This bull market is really different from the past (3)
As I said above, ETFs are deterministic expectations, and certainty is also the biggest difference between this round and the two waves of 17 and 21.
For example, before 2017, you said that Bitcoin would rise. Apart from faith, what economic support did you have? For example, before the outbreak, who would have imagined that the economy would be so severely affected, circuit breakers were triggered four times, and central banks of various countries would release water to the death and provide a large amount of liquidity to the market? No, before those two big bulls rose, everyone was not sure that they would rise, because the policy did not support it, and because the liquidity was unknown, everyone only had faith and was at a loss, because it might really return to zero. Falling at an unimaginable price point. Next year, there will be certainty and liquidity. No one is at a loss, and there is even a consensus that a bull market has begun. This consensus has destroyed the premise that the previous two bull markets must be preceded by a deep decline, which occurs regularly. The external environment this time is really different from the past. Please don’t be desperate.
Regarding the halving, many people believe that the halving is the driving force for the increase in the value of Bitcoin. I think, correct, but not entirely correct. Halving can indeed affect the supply and demand relationship, but it does not have a causal impact on price increases. Does the halving mean that it must be a big deal? Should the demand increase if the supply is low? Not necessarily, the reduced narrative effect is far greater than his economic effect.

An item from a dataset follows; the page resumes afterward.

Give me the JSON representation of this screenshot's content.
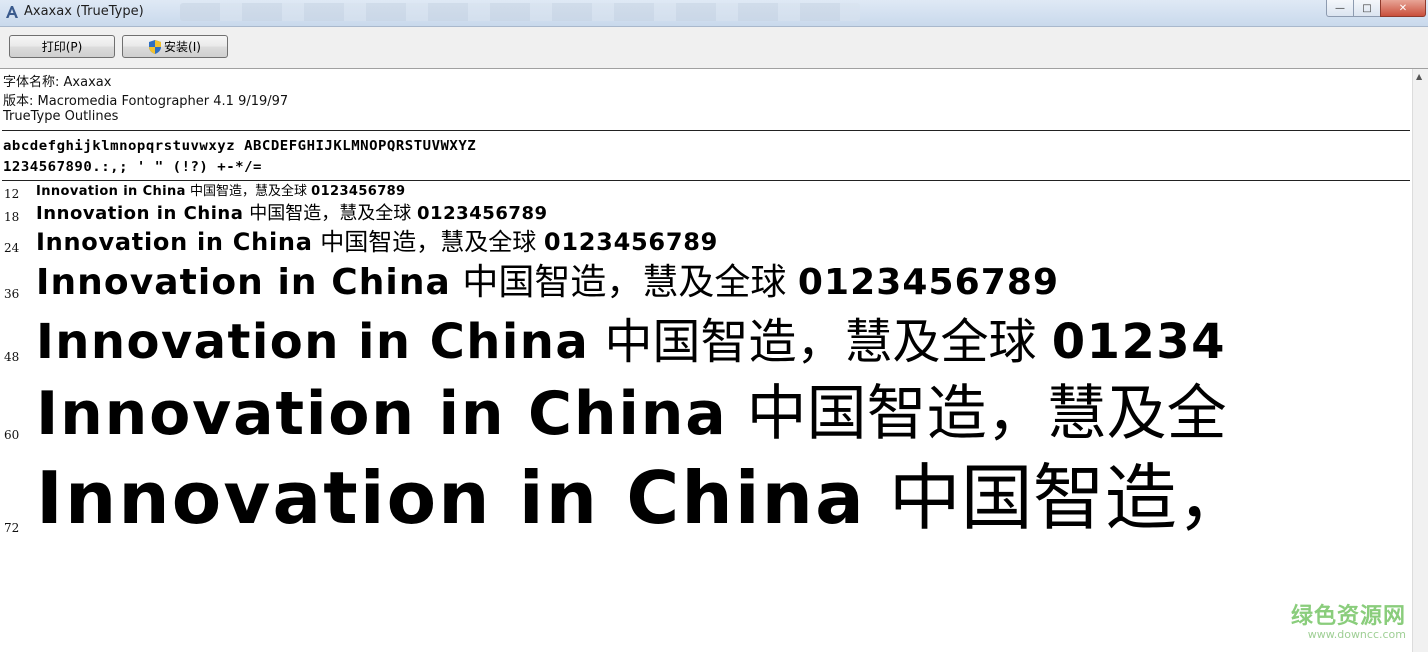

If there is a halving, it should rise. There are so many halving coins in the bear market, but no one can drive the market to great heights like Bitcoin. It is even difficult to double. The real big pusher must be liquidity. External funds enter the market, close to internal funds, and only rely on internal funds. If everyone is cutting leeks from each other, it will not last long.

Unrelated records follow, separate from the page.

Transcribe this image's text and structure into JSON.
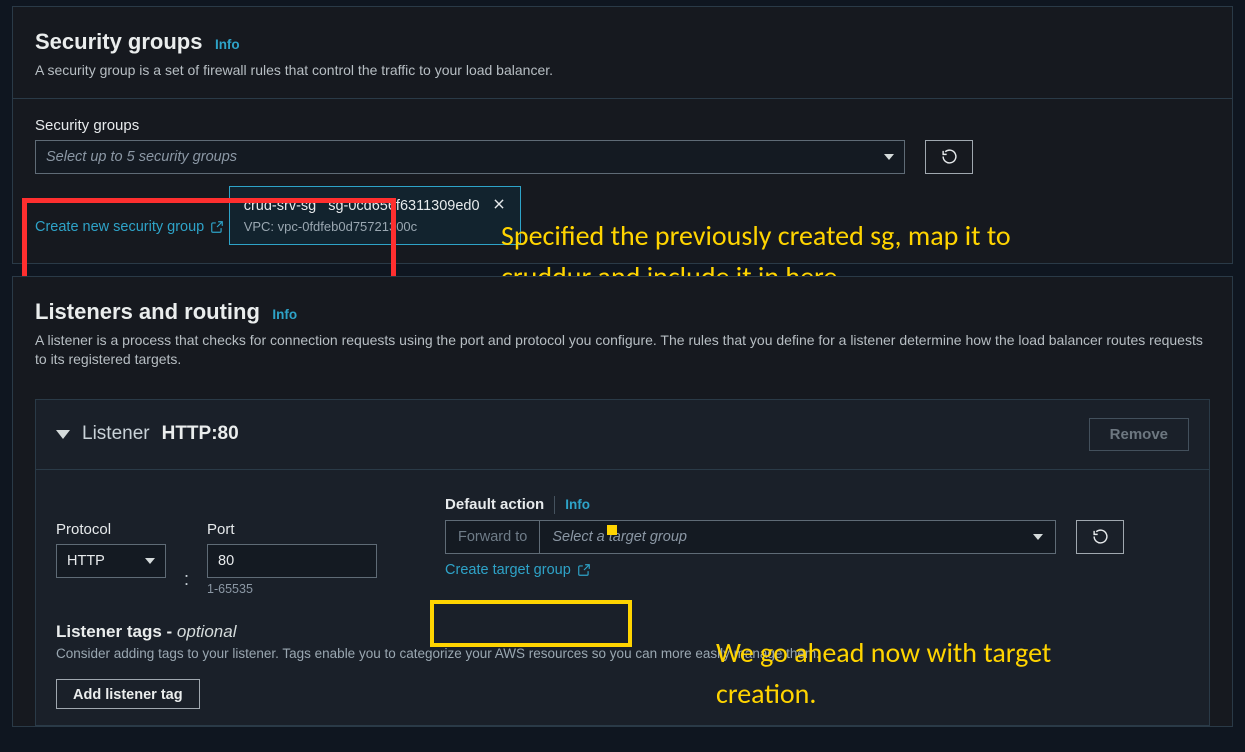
{
  "securityGroups": {
    "title": "Security groups",
    "info": "Info",
    "desc": "A security group is a set of firewall rules that control the traffic to your load balancer.",
    "fieldLabel": "Security groups",
    "placeholder": "Select up to 5 security groups",
    "createLink": "Create new security group",
    "selected": {
      "name": "crud-srv-sg",
      "id": "sg-0cd656f6311309ed0",
      "vpc": "VPC: vpc-0fdfeb0d75721300c"
    }
  },
  "listeners": {
    "title": "Listeners and routing",
    "info": "Info",
    "desc": "A listener is a process that checks for connection requests using the port and protocol you configure. The rules that you define for a listener determine how the load balancer routes requests to its registered targets.",
    "listenerWord": "Listener",
    "listenerProto": "HTTP:80",
    "removeLabel": "Remove",
    "protocolLabel": "Protocol",
    "protocolValue": "HTTP",
    "portLabel": "Port",
    "portValue": "80",
    "portRange": "1-65535",
    "defaultActionLabel": "Default action",
    "defaultActionInfo": "Info",
    "forwardTo": "Forward to",
    "tgPlaceholder": "Select a target group",
    "createTgLink": "Create target group",
    "tagsTitle": "Listener tags - ",
    "tagsOpt": "optional",
    "tagsDesc": "Consider adding tags to your listener. Tags enable you to categorize your AWS resources so you can more easily manage them.",
    "addTagLabel": "Add listener tag"
  },
  "annotations": {
    "sg": "Specified the previously created sg, map it to cruddur and include it in here.",
    "tg": "We go ahead now with target creation."
  }
}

In addition, let’s talk about the 21 wave of bulls. Why is there such a wave of bulls? I said that the 2021 wave was because there was an epidemic first and then there were big names. Because if there was no epidemic, there would be no big releases, there would be no liquidity entering the currency circle, and there would be no big bulls like those in 2021. 312 was purely an accident of the epidemic. The unexpected result was a global flood, which brought liquidity and big names. Please look at history and laws dialectically.